И вот однажды, раздав зверям еду, а себе еще и полстакана «Сахры», старик погулял по комнатам и лег спать. Предварительно скинув их всех со своей кровати, кроме одной шавки, особенно облезлой, бывшей болонки. Старик ее оставил, потому что она была вся кожаная, а кожа голубая, она тряслась и мерзла от старости и злобы.

Старик лег спать и, уснув поглубже, подобрел, и звери сползлись, молча подрались за лучшие места и улеглись на старике и вокруг. И все вместе плавно отчалили.

И вот луна полилась в дивное огромное окно и залила комнату. А от стены напротив всплеснулись навстречу ей осколки хрусталей на косенькой полочке. А с груди старика навстречу ей вспыхнули и засияли безмолвным холодом кошачьи глаза. И все вместе они наделали столько безмолвного света, чудного, быстро мерцающего и меняющего цвета, что облачком встало сияние, похожее на непостижимое сияние Севера. И красивый потолок белоснежной высоты лежал над всем этим.

В этот миг дверь открылась и вошли двое в куртках. Один держал бутылку отравленной «Сахры», а другой простой нож, и оба приглушенно спорили, что лучше.

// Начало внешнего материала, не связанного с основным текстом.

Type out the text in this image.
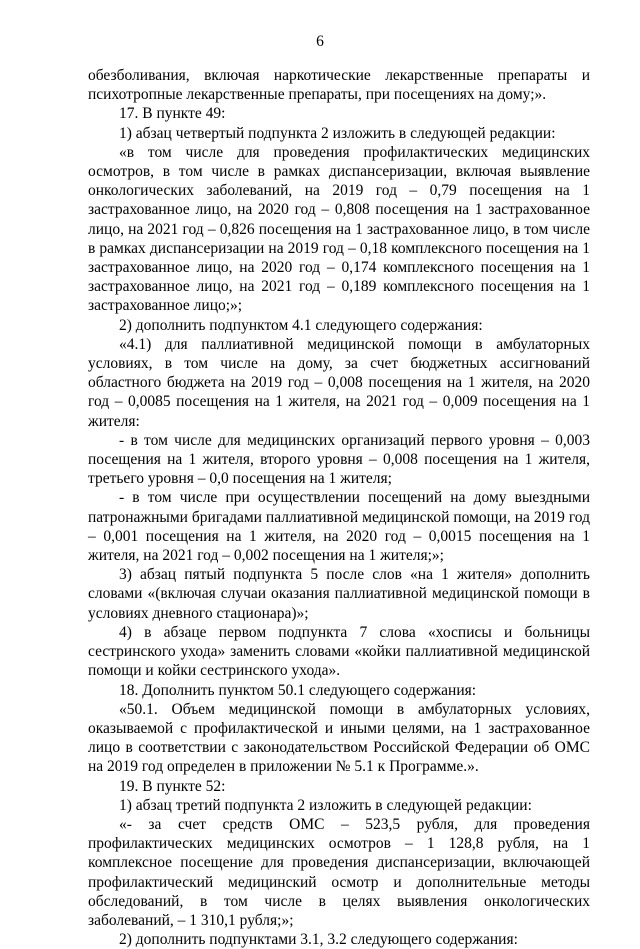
6

обезболивания, включая наркотические лекарственные препараты и психотропные лекарственные препараты, при посещениях на дому;».

17. В пункте 49:

1) абзац четвертый подпункта 2 изложить в следующей редакции:

«в том числе для проведения профилактических медицинских осмотров, в том числе в рамках диспансеризации, включая выявление онкологических заболеваний, на 2019 год – 0,79 посещения на 1 застрахованное лицо, на 2020 год – 0,808 посещения на 1 застрахованное лицо, на 2021 год – 0,826 посещения на 1 застрахованное лицо, в том числе в рамках диспансеризации на 2019 год – 0,18 комплексного посещения на 1 застрахованное лицо, на 2020 год – 0,174 комплексного посещения на 1 застрахованное лицо, на 2021 год – 0,189 комплексного посещения на 1 застрахованное лицо;»;

2) дополнить подпунктом 4.1 следующего содержания:

«4.1) для паллиативной медицинской помощи в амбулаторных условиях, в том числе на дому, за счет бюджетных ассигнований областного бюджета на 2019 год – 0,008 посещения на 1 жителя, на 2020 год – 0,0085 посещения на 1 жителя, на 2021 год – 0,009 посещения на 1 жителя:

- в том числе для медицинских организаций первого уровня – 0,003 посещения на 1 жителя, второго уровня – 0,008 посещения на 1 жителя, третьего уровня – 0,0 посещения на 1 жителя;

- в том числе при осуществлении посещений на дому выездными патронажными бригадами паллиативной медицинской помощи, на 2019 год – 0,001 посещения на 1 жителя, на 2020 год – 0,0015 посещения на 1 жителя, на 2021 год – 0,002 посещения на 1 жителя;»;

3) абзац пятый подпункта 5 после слов «на 1 жителя» дополнить словами «(включая случаи оказания паллиативной медицинской помощи в условиях дневного стационара)»;

4) в абзаце первом подпункта 7 слова «хосписы и больницы сестринского ухода» заменить словами «койки паллиативной медицинской помощи и койки сестринского ухода».

18. Дополнить пунктом 50.1 следующего содержания:

«50.1. Объем медицинской помощи в амбулаторных условиях, оказываемой с профилактической и иными целями, на 1 застрахованное лицо в соответствии с законодательством Российской Федерации об ОМС на 2019 год определен в приложении № 5.1 к Программе.».

19. В пункте 52:

1) абзац третий подпункта 2 изложить в следующей редакции:

«- за счет средств ОМС – 523,5 рубля, для проведения профилактических медицинских осмотров – 1 128,8 рубля, на 1 комплексное посещение для проведения диспансеризации, включающей профилактический медицинский осмотр и дополнительные методы обследований, в том числе в целях выявления онкологических заболеваний, – 1 310,1 рубля;»;

2) дополнить подпунктами 3.1, 3.2 следующего содержания:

Вот в чем дело. Получилось так, что наш народ, пережив великое многообразие изощренной к себе ненависти, думал, что уже все, фантазия иссякла. Но это пришло новое мучение на человека, уму непостижимое. Дело в том, что все одинокие пьяницы учтены в милиции, а раз они не приватизировали вовремя свои квартиры, а в одиночестве своем порвали связи с миром, то можно их убить ненаказуемо, никто их не хватится. А поскольку среди нашего народа все больше и больше одиноких пьяниц, и никто никогда их не будет искать. Квартиры же отойдут милиции, и она сама их приватизирует. Но и милиция, набранная из сельских пареньков с пухлыми лицами херувимов, за все эти годы натаскана была на беспощадную борьбу с пьяницами, вредившими нашему народу идти вперед и толкавшими народ в разные стороны. И вот у старшин в куртках, один из которых был очень полный, с лицом младенца, а второй хорошенький, как муха в меду, и у обоих дома по паре белокурых детишек, а здесь пустой, одинокий пьяница в великолепной квартире.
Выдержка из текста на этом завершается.